Stay Tuned for part II
As a nurse who has been in the field for nearly fifteen years and who has several male friends in the field, I believe you’re being over-analytical and hard on JCN. I believe the portion you quoted perhaps could have been written more clearly, yet I “get” what they are saying. My male RN friends have told me of instances where they have difficulty doing there jobs since they are expected to have different standards of behavior than their female colleagues in identical situations. An example would be female RNs who go out of their way to tell dirty jokes, etc, usually in the presence of their male co-workers. My male friends could never tell the same jokes without being considered sexist/paternalistic; some even are frowned upon if they laugh at the joke! Also, there is a weird culture in nursing where many female nurses resent male nurses and go out of their way to make life hard for them. They will look for anything in the male nurse’s demeanor, actions or words to use as an excuse to accuse him of sexism. I believe this is what this article is trying to convey.
When I read this quote, I interpret it this way: “they don’t want to appear paternalistic or sexist” is indicating they are NOT paternalistic or sexist but some persons have tried to convey they ARE because these persons have misconstrued their actions. I try to believe the best of others, especially those who are fellow members of the Body of Christ and we have a pretty strict admonition from the Lord Jesus in Matthew 7:1 concerning judging others.

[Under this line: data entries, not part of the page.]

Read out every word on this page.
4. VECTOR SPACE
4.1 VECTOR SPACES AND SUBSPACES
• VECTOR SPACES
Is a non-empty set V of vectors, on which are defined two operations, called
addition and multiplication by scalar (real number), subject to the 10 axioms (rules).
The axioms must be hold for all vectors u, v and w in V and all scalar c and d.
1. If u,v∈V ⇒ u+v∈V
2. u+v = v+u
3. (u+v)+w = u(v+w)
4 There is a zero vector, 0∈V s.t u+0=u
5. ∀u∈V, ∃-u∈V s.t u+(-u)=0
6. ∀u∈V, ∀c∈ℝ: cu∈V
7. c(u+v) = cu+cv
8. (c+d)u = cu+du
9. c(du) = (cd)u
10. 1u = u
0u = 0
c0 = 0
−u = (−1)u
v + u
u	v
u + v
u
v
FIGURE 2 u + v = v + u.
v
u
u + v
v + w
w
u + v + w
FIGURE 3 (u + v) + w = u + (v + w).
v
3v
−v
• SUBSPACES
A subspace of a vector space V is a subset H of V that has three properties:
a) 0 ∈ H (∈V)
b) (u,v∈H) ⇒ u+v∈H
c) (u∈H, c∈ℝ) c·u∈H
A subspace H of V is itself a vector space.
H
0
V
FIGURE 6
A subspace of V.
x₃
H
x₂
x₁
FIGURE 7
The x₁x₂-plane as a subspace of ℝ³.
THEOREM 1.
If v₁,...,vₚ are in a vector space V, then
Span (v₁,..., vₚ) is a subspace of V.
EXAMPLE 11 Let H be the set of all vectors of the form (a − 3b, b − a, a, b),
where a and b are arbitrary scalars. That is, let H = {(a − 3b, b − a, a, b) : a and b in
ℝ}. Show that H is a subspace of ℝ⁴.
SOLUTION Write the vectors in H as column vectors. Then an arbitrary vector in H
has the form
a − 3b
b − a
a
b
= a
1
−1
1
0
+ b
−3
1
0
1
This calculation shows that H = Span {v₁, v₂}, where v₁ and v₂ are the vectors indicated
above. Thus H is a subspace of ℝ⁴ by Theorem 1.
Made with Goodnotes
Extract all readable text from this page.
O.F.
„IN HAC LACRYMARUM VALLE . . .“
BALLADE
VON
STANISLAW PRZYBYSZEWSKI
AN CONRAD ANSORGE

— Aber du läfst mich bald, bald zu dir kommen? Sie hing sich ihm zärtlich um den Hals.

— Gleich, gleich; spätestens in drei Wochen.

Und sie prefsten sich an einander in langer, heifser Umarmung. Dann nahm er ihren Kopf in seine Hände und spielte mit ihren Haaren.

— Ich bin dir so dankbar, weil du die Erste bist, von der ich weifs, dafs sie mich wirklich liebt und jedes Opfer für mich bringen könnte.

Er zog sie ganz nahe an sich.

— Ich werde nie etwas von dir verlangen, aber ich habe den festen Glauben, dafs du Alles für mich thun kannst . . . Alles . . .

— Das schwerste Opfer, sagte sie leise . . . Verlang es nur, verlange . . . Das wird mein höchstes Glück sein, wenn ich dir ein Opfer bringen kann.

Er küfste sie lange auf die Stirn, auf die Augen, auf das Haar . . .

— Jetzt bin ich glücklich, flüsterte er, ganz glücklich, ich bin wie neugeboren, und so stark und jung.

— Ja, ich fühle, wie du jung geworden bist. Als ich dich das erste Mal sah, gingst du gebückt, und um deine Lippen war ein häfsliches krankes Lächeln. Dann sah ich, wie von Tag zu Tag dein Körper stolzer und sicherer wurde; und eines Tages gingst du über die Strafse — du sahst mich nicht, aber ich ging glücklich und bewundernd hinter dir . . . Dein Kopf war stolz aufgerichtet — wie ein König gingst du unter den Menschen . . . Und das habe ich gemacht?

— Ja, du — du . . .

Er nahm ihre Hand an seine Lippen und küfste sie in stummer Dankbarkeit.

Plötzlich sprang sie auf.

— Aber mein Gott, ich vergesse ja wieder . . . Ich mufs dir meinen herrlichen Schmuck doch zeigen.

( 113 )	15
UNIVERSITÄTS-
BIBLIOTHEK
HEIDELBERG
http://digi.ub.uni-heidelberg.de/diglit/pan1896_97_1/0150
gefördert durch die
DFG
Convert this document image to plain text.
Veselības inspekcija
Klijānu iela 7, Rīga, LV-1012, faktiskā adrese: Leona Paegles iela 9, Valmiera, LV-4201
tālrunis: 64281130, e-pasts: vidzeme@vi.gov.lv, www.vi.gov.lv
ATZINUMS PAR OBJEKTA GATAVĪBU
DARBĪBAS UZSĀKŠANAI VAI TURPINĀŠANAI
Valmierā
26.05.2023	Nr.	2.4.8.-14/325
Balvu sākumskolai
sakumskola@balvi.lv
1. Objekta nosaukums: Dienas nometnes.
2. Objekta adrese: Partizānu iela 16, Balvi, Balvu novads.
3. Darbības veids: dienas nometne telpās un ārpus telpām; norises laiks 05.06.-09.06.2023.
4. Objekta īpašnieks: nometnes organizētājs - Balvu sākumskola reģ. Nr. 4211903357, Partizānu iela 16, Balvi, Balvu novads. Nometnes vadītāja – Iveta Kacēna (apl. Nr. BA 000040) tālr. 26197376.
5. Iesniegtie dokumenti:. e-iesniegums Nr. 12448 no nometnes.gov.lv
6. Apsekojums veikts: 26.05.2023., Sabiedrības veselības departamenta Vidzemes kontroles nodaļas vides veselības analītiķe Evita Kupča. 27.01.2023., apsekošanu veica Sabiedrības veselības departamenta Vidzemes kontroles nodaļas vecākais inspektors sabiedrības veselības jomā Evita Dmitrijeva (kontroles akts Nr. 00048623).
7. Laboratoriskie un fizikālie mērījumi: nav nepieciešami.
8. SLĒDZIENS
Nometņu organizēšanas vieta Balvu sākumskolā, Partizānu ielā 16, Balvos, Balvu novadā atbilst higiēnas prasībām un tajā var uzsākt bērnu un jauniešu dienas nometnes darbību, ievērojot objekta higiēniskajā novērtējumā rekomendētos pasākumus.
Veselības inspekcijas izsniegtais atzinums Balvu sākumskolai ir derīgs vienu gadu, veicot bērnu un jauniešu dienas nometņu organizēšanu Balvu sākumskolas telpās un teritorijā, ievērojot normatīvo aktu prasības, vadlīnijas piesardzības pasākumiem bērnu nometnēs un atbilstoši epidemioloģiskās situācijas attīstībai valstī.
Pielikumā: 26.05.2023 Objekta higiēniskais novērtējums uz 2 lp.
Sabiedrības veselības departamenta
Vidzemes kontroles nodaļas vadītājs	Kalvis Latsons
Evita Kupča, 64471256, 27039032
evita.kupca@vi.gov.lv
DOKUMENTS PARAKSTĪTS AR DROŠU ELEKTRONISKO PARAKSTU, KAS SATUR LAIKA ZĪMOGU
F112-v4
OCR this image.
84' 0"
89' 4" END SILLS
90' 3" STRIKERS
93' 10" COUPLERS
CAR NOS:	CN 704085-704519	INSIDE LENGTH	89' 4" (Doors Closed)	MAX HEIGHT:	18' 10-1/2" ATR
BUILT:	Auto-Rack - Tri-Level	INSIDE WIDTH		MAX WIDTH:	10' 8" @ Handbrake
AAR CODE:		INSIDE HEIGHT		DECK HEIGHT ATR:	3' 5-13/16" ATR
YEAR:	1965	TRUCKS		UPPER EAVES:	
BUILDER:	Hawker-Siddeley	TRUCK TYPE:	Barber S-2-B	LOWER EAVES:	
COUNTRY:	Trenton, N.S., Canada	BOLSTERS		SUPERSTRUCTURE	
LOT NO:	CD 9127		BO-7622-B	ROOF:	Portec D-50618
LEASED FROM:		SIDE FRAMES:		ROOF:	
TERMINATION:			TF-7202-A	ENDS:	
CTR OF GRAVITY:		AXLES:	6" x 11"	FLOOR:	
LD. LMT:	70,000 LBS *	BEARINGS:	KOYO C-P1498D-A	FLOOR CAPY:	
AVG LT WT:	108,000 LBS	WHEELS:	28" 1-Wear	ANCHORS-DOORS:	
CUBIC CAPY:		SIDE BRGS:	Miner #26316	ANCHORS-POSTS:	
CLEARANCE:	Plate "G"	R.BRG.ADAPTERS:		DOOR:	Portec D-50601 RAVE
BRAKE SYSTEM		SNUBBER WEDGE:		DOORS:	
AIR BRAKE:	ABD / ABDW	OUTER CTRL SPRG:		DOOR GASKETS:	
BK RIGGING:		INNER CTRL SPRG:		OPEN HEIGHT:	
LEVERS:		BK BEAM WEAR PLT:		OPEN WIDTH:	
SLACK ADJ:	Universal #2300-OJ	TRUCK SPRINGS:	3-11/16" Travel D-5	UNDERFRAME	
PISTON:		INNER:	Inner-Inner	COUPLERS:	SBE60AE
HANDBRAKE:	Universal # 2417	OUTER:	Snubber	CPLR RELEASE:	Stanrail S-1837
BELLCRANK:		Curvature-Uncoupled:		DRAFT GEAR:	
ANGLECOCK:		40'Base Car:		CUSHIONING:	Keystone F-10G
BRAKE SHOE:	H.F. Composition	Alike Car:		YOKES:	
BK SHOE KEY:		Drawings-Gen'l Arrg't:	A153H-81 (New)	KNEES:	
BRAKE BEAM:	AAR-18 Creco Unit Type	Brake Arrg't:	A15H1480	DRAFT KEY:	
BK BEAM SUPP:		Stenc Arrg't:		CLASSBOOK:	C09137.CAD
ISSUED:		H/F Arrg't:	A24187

I can understand if you were offended by what was said, but I truly believe there was no intention on JCN’s part to imply any of what you said. As to the statement “reeking of sexism” I completely disagree with you. To “reek” of sexism would mean they allowed their underlying sexist attitudes to seep through into their writing. They were trying to convey a point and made a mistake in the attempt. It could have simply been worded in a better way but it was a MISTAKE and their intent was not in any way to convey what you say they are conveying. Finally (& I do apologize for how long this is) I would leave you with a verse to think on: 1Corinthians 13:5; I’ve heard 1Corinthians 13 referred to as the “Great Love Chapter” and I believe it’s a wonderful standard to live our lives by.
Thanks Debbie for responding. I appreciate what you shared and I feel like I agree with you on a number of points.
To me it seemed like what you said about guys not necessarily meaning to be sexist is similar to what I said and what I suggested the article say instead. Do you disagree?
Yes, Ariah, I do think we were saying similar things. I guess I was a little shocked by both the title of your entry and it’s pettiness. My view on this sort of thing is to give the journal a chance by reading it over time to see if its intentionally going against my belief system. If I find this is so, then there is no problem in my writing my opinion about it. It just felt as tho’ you were ripping into this journal without giving it a chance!
I’m sure, tho’, its been a learning experience for you and that’s never a bad thing!
God bless!
Debbie,
Tell you what, I’ll certainly give the journal as a whole a chance. Even if this editor is some what sexist, that doesn’t mean she doesn’t have anything else of value to say.
I think my major beef was with that guy who wrote the other article. I just felt like that was way off base. And I feel like those things need to be addressed.